I own a John Deere 5000 series farm tractor. It pulls at the power of 40 horses, more than enough to handle the work I do on 24 acres: light plowing and disking. I drag timber from the woods to cut and split for firewood; I mow the broader fields, stretch fence, chip tree limbs, grade the ground and haul—all with my little Deere. After having lived for more than a decade in the confinement of the inner city, to me this machine represents breadth and the breathing of my spirit. It is perfectly suited to the cultivation of our modest crops, berry bushes, hickory and walnut trees, strawberry hills, scattered stands of apple trees, a sizable vegetable garden.

The tractor allows and empowers my personal participation in the rhythms of the natural world. I can plant and pick, harrow and harvest generous crops in season. To me, my tractor seems a heroic thing.

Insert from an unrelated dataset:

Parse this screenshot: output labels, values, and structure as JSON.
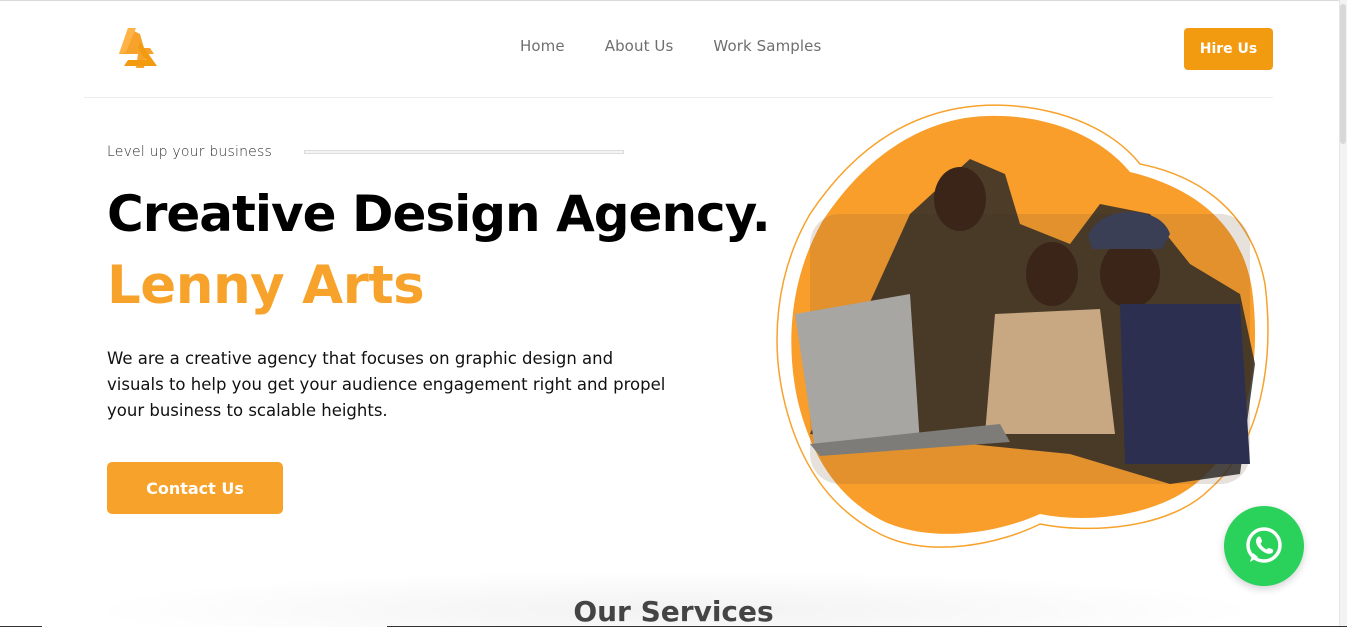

But in the field of farm tractors, my Deere is as small as they run. Even if you're not a farmer, you've seen tractors twice and thrice the power of mine commonly plowing the dark Midwestern soil. And on the larger tracts, you've seen modern behemoths cut swaths as wide as avenues through dustier fields, wearing double tires on every wheel, pulling several gangs of plows and harrows, while the operator sits bunkered in an air-conditioned cab, watching the tracks of his tires in a television monitor.

Me, I take the weather on my head. I mow at a width of six feet. And mine is but a two-bottom plow.

Nevertheless, as small as my tractor is, smaller still was the first tractor purchased by my father-in-law, Martin Bohlmann, in the late 1940s when his daughter Ruthanne was six years old.